Cell state dynamics underlying successful tissue regeneration are undercharacterized. In the intestine, damage prompts epithelial reprogramming into revival stem cells (revSCs) that reconstitute Lgr5⁺ intestinal stem cells (ISCs). Here single-nuclear multi-omics of mouse crypts regenerating from irradiation shows revSC chromatin accessibility overlaps with ISCs and differentiated lineages. While revSC genes themselves are accessible throughout homeostatic epithelia, damage-induced remodelling of chromatin in the crypt converges on Hippo and the transforming growth factor-beta (TGFβ) signalling pathway, which we show is transiently activated and directly induces functional revSCs. Combinatorial gene expression analysis further suggests multiple sources of revSCs, and we demonstrate TGFβ can reprogramme enterocytes, goblet and paneth cells into revSCs and show individual revSCs form organoids. Despite this, loss of TGFβ signalling yields mild regenerative defects, whereas interference in both Hippo and TGFβ leads to profound defects and death. Intestinal regeneration is thus poised for activation by a compensatory system of crypt-localized, transient morphogen cues that support epithelial reprogramming and robust intestinal repair.
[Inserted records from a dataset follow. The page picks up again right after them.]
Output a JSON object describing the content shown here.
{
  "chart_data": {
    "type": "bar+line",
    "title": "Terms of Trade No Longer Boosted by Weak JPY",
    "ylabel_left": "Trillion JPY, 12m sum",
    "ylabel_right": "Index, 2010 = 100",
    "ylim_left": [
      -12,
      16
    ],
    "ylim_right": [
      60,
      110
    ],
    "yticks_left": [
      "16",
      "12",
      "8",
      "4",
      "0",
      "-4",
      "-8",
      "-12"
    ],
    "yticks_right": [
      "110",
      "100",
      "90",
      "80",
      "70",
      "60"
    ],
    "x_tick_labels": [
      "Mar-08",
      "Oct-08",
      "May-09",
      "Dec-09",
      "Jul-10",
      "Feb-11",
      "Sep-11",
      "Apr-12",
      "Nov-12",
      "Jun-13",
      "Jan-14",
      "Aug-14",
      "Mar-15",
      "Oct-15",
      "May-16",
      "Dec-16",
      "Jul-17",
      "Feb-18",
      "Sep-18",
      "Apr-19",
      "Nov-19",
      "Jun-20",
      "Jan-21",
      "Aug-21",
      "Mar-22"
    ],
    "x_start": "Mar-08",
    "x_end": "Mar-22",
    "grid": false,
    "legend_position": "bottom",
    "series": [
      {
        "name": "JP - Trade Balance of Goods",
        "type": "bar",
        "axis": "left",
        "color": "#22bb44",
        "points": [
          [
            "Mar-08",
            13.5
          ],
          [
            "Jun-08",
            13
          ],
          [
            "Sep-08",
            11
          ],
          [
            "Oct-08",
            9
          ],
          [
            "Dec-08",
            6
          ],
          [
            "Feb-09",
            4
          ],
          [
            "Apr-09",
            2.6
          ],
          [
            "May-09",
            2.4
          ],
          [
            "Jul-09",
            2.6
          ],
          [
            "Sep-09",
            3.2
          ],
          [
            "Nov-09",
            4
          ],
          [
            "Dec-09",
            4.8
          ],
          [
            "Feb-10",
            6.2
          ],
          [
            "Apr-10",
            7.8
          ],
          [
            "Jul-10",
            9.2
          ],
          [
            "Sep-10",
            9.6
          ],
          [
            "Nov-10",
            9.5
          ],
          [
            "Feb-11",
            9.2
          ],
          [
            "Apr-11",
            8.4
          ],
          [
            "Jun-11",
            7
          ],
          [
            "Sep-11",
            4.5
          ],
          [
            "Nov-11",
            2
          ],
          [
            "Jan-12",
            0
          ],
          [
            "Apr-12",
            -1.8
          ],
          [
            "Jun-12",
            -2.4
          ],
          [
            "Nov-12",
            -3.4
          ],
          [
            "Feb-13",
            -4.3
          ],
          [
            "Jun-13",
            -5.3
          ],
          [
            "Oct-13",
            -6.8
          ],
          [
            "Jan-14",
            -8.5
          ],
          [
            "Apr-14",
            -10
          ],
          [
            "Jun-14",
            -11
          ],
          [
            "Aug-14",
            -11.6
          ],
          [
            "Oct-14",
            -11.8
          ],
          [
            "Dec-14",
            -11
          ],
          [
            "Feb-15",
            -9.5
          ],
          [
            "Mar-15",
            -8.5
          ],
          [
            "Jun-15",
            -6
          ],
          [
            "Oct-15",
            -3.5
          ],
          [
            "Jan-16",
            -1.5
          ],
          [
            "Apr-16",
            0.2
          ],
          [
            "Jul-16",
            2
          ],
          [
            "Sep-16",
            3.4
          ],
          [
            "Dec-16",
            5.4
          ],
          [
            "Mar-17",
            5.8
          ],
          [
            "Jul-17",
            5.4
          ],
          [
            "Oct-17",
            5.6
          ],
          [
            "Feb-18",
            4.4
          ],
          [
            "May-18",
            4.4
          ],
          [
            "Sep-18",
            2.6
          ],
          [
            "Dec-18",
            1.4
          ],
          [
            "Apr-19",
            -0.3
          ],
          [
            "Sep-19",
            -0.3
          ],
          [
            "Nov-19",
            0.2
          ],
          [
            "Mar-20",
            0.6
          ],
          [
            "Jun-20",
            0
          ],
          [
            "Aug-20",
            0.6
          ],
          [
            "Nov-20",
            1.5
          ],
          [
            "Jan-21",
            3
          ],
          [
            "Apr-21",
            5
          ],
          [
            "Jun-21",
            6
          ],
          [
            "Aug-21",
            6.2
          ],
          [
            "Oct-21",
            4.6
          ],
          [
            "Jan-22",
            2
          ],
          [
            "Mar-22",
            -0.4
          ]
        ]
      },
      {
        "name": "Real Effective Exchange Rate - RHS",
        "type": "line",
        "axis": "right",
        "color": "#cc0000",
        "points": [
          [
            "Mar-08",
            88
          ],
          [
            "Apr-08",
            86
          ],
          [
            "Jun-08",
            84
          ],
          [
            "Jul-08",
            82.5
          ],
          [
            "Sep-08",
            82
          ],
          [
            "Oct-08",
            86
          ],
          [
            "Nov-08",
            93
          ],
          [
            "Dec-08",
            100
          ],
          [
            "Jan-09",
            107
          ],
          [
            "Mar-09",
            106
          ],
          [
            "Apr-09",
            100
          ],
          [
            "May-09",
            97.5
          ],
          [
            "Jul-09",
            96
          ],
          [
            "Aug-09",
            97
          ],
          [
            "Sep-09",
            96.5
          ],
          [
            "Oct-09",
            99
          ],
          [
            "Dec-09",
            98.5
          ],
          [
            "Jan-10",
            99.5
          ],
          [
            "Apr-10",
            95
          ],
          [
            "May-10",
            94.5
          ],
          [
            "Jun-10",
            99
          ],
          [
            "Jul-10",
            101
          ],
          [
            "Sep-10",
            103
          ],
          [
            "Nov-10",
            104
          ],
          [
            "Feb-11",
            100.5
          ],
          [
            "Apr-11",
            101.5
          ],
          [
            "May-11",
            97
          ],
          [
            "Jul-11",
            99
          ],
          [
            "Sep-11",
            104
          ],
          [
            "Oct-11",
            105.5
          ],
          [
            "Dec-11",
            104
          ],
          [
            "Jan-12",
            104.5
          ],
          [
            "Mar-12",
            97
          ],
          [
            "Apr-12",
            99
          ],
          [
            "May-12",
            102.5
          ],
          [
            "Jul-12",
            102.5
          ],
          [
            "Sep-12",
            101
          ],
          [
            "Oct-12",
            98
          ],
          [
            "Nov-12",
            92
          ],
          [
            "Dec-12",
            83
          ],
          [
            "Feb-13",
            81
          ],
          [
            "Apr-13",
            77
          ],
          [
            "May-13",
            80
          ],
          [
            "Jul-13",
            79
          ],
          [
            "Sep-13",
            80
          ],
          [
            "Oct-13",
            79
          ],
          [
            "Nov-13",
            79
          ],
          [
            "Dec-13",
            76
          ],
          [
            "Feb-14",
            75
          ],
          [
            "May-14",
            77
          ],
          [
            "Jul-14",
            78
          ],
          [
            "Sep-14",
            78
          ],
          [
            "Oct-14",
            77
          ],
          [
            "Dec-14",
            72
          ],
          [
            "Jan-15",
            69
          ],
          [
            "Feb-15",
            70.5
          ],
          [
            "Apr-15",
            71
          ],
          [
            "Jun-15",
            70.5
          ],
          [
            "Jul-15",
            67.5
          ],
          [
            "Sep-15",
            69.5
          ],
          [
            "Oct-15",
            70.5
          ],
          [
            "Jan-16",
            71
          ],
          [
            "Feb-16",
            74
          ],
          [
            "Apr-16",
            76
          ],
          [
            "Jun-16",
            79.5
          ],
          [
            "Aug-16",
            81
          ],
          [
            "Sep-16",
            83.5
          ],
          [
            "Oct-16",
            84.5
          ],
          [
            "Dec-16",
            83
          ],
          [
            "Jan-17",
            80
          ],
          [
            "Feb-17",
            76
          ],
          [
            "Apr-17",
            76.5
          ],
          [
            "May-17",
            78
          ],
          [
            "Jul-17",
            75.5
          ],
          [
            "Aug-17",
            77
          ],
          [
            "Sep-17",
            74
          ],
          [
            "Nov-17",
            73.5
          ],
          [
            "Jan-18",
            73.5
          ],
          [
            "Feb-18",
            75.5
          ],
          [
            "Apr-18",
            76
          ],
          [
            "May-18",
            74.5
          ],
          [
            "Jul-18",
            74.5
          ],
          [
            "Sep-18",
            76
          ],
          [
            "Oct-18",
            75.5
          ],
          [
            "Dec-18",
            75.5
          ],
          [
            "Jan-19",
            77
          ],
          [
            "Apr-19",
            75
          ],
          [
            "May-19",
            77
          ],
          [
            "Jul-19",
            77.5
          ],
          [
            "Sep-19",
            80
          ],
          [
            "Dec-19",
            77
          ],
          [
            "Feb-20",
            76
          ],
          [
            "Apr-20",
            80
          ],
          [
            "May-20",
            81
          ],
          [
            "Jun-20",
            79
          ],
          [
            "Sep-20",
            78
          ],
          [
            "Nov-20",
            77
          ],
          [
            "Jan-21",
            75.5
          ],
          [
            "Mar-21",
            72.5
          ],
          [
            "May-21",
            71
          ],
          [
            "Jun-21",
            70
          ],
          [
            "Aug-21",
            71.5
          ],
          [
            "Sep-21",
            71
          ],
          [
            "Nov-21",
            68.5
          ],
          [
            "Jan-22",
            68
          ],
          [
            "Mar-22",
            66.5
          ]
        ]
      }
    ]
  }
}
成功组织再生的细胞状态动力学被低估了。在肠道中，损伤促使上皮重编程为重建干细胞 （revSC），这些细胞重建 Lgr5⁺ 肠道干细胞 （ISC）。在这里，从照射再生的小鼠隐窝的单核多组学显示 revSC 染色质可及性与 ISC 和分化谱系重叠。虽然 revSC 基因本身在整个稳态上皮细胞中都可以访问，但隐窝中染色质的损伤诱导重塑会聚集在 Hippo 和转化生长因子-β （TGFβ） 信号通路上，我们表明该途径是瞬时激活的，直接诱导功能性 revSCs。组合基因表达分析进一步表明 revSCs 的多种来源，我们证明 TGFβ 可以将肠上皮细胞、杯状细胞和潘氏细胞重编程为 revSCs，并显示单个 revSCs 形成类器官。尽管如此，TGFβ 信号的缺失会产生轻微的再生缺陷，而 Hippo 和 TGFβ 的干扰会导致严重的缺陷和死亡。因此，肠道再生准备通过隐窝定位的瞬时形态发生线索的代偿系统激活，该系统支持上皮重编程和强大的肠道修复。